На улице — пустынной и неприветливой — шел дождь. Капли воды падали на стекло, и, разбиваясь на мелкие брызги, напоминающие острия иголок, переливались впитанным светом одинокого фонаря. Мне показалось, что откуда-то сзади подул холодный ветерок: он забрался ко мне под пиджак и заставил поежиться.

Я глядел на запотевшее стекло, испещренное изломанными линиями — следами прокатившихся капель, — и видел за неясным отражением своего лица трепещущую ветвь дерева. Она судорожно цеплялась за ограду балкона, как будто пыталась сбросить c себя последние, глянцевые от дождя, жесткие листья.

«Вот так же и жизнь стремится избавиться от Александры», — мелькнула мысль.

В столовой пробили часы: неожиданно, резко. Звон повис в дымном воздухе и, затухая, растаял. Однако этот бой часов так и не подсказал мне, который уже час: половина первого, час или, быть может, половина четвертого?

Я достал портсигар, взял папиросу и долго, не сводя взгляда со скользкой крыши двухэтажного дома на противоположной стороне улицы, разминал пальцами табак. Потом постучал мундштуком папиросы по крышке портсигара, сдул с серебра темные палочки табака.

Я помню каждое свое движение в тот вечер, когда моя работа над романом, как мне казалось, была наконец-то завершена. Я отчетливо помню все, что делалось вокруг меня, — в комнате и на улице. Помню необыкновенно ясно, до мельчайших подробностей. Ведь это был день, когда подошел к концу труд многих бессонных ночей.

Шипела выделяющаяся из спички влага, и желтоватое пламя медленно ползло к пальцам. С одного конца папиросы поднималась вверх тоненькая струйка голубоватого дыма и свивалась в кольца, с другого ее конца дым стекал вниз волнистой коричневой лентой. Капли дождя барабанили по стеклу. За дверями балкона была дождливая, неприветливая осенняя ночь.

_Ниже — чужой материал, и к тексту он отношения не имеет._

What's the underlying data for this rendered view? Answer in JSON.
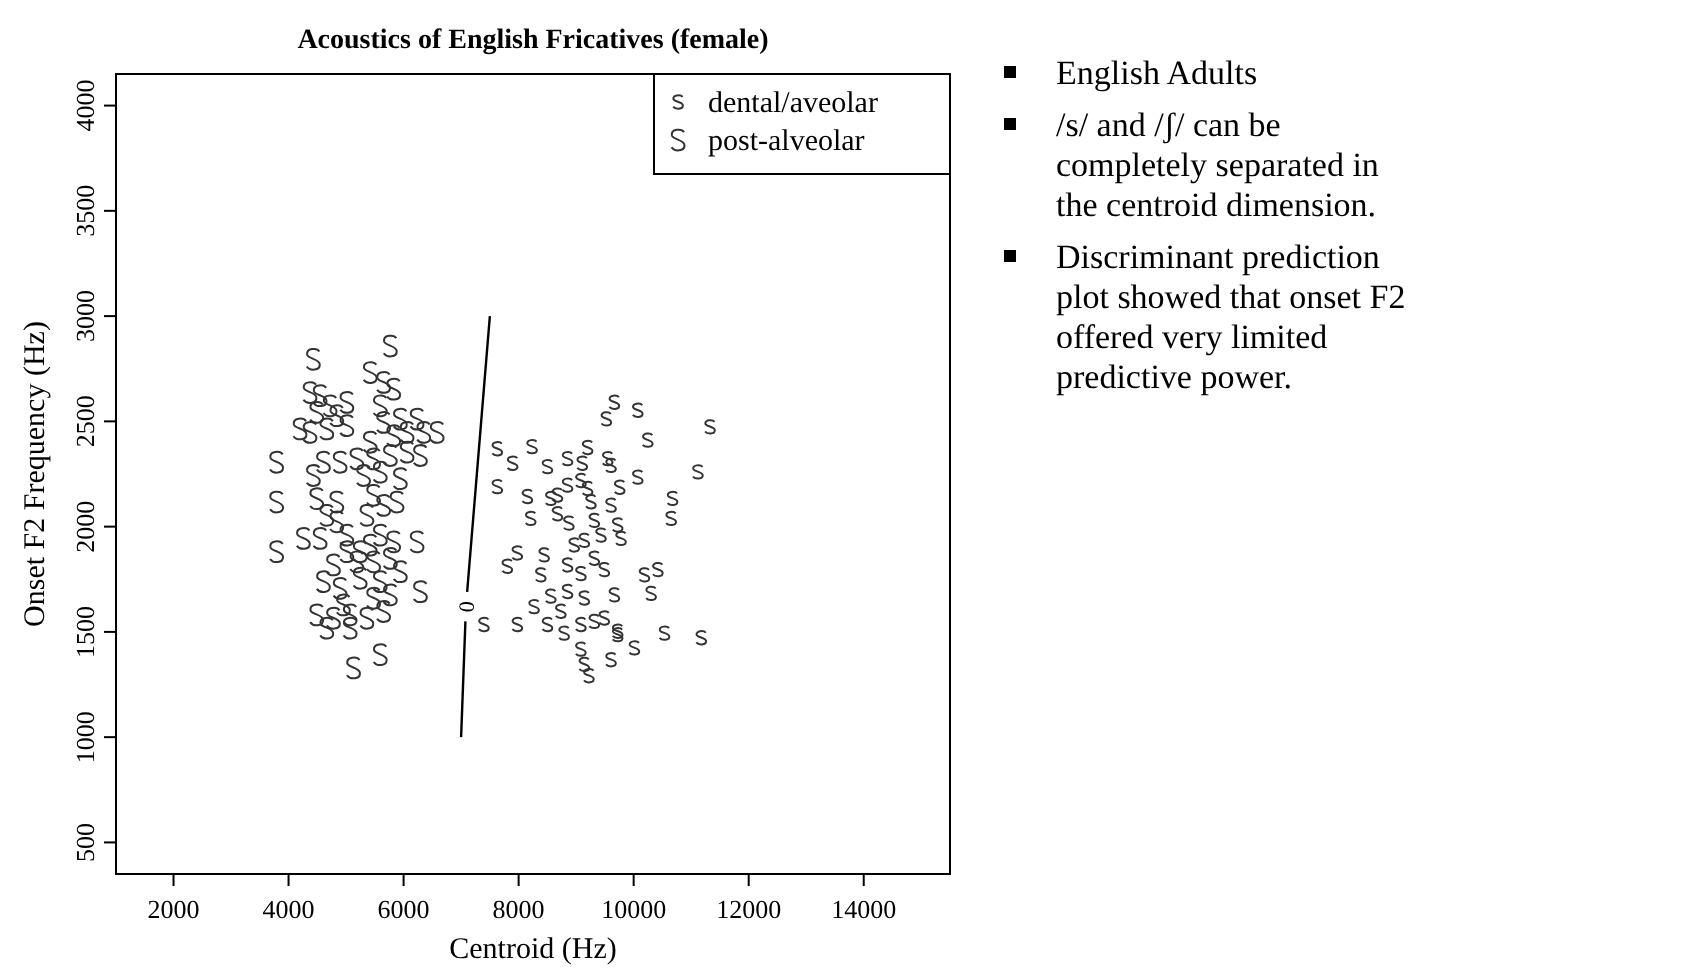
{
  "chart_data": {
    "type": "scatter",
    "title": "Acoustics of English Fricatives (female)",
    "xlabel": "Centroid (Hz)",
    "ylabel": "Onset F2 Frequency (Hz)",
    "xlim": [
      1000,
      15500
    ],
    "ylim": [
      350,
      4150
    ],
    "xticks": [
      2000,
      4000,
      6000,
      8000,
      10000,
      12000,
      14000
    ],
    "yticks": [
      500,
      1000,
      1500,
      2000,
      2500,
      3000,
      3500,
      4000
    ],
    "grid": false,
    "legend": "top right",
    "series": [
      {
        "name": "dental/aveolar",
        "color": "#333333",
        "x": [
          9663,
          9523,
          10070,
          11326,
          7628,
          7895,
          8232,
          8500,
          8849,
          9105,
          9198,
          9547,
          9605,
          10244,
          11116,
          7628,
          8151,
          8558,
          8849,
          9081,
          9198,
          9756,
          10070,
          10675,
          10651,
          8209,
          8674,
          8872,
          9314,
          9605,
          9721,
          9140,
          9430,
          9779,
          7802,
          7976,
          8442,
          8384,
          8849,
          9081,
          9314,
          9488,
          10186,
          10419,
          10302,
          9663,
          8558,
          8849,
          9140,
          8267,
          8732,
          7395,
          7976,
          8500,
          8790,
          9081,
          9314,
          9488,
          9721,
          10535,
          11174,
          9081,
          9140,
          9221,
          9605,
          10012,
          9721,
          8965,
          9256,
          8674
        ],
        "values": [
          2591,
          2512,
          2553,
          2474,
          2370,
          2301,
          2380,
          2285,
          2323,
          2301,
          2376,
          2323,
          2291,
          2411,
          2260,
          2190,
          2143,
          2134,
          2197,
          2219,
          2181,
          2187,
          2235,
          2134,
          2039,
          2039,
          2061,
          2017,
          2030,
          2102,
          2008,
          1935,
          1960,
          1944,
          1812,
          1875,
          1866,
          1771,
          1818,
          1777,
          1850,
          1796,
          1771,
          1796,
          1683,
          1676,
          1670,
          1692,
          1661,
          1620,
          1598,
          1535,
          1535,
          1535,
          1494,
          1535,
          1550,
          1566,
          1487,
          1494,
          1472,
          1418,
          1346,
          1292,
          1368,
          1424,
          1503,
          1913,
          2118,
          2150
        ]
      },
      {
        "name": "post-alveolar",
        "color": "#333333",
        "x": [
          4430,
          5768,
          5419,
          5651,
          5826,
          4547,
          4721,
          5012,
          4488,
          4837,
          5593,
          4198,
          4372,
          4663,
          5012,
          5651,
          5942,
          6233,
          6582,
          6059,
          6349,
          3791,
          4605,
          4430,
          4895,
          5186,
          5477,
          5768,
          6059,
          6291,
          5303,
          5593,
          5942,
          3791,
          4488,
          4837,
          5477,
          5651,
          5884,
          4663,
          4837,
          3791,
          4256,
          4547,
          5012,
          5244,
          5593,
          5826,
          6233,
          4779,
          5186,
          5477,
          5768,
          5942,
          6291,
          4605,
          4895,
          5244,
          5593,
          5768,
          4488,
          4779,
          5070,
          5360,
          5651,
          4663,
          5070,
          5593,
          5128,
          4372,
          5419,
          5826,
          5361,
          5012,
          5419,
          4953,
          5477
        ],
        "values": [
          2795,
          2858,
          2732,
          2685,
          2653,
          2622,
          2574,
          2590,
          2543,
          2527,
          2574,
          2464,
          2448,
          2464,
          2480,
          2495,
          2511,
          2511,
          2448,
          2448,
          2448,
          2306,
          2306,
          2243,
          2306,
          2322,
          2322,
          2338,
          2354,
          2338,
          2243,
          2259,
          2228,
          2117,
          2133,
          2117,
          2149,
          2101,
          2117,
          2054,
          2023,
          1881,
          1944,
          1944,
          1960,
          1881,
          1960,
          1928,
          1928,
          1818,
          1833,
          1833,
          1849,
          1786,
          1691,
          1739,
          1707,
          1755,
          1739,
          1676,
          1581,
          1565,
          1581,
          1565,
          1597,
          1518,
          1518,
          1392,
          1329,
          2637,
          2401,
          2432,
          2054,
          1881,
          1912,
          1628,
          1660
        ]
      },
      {
        "type": "line",
        "color": "#000000",
        "x": [
          7000,
          7075,
          7090,
          7105,
          7500
        ],
        "values": [
          1000,
          1550,
          null,
          1690,
          3000
        ]
      }
    ],
    "annotations": [
      "0",
      "English Adults",
      "/s/ and /ʃ/ can be completely separated in the centroid dimension.",
      "Discriminant prediction plot showed that onset F2 offered very limited predictive power."
    ]
  }
}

Именно в такую ночь, сводя счеты с жизнью, бросалась в реку отчаявшаяся и разуверившаяся во всем Александра — героиня моего романа.

Неожиданно в подъезде дома на противоположной стороне улицы распахнулась одна из створок входных дверей. Широкая полоса яркого света упала на тротуар и тотчас же скользнула назад. А на крыльце появилась женщина. На какое-то мгновение она замерла в нерешительности. Но этого было вполне достаточно для того, чтобы разглядеть, как легко, совсем не по погоде она одета: кофта, ничем не прикрытые волосы. Что заставило ее сейчас выйти из дому? Не было сомнений, что она куда-то собралась идти. Но в такую погоду? В такой час? Одна?

«Колыхался туман, скрывая воду, и, казалось, мост висит в воздухе. Как будто поднялись над землей и плывут в облаках влажные чугунные перила, обрызганные дождем черепа булыжников, матовые шары фонарей. Где-то внизу лениво шевелилась тяжелая осенняя поверхность реки. Там кончался этот мир, а другого не было.

Пальцы Александры закоченели от мокрого холода металла, но не было ни сил, ни желания оторвать руки от перил…» — вспомнил я. Вспомнил и вздрогнул.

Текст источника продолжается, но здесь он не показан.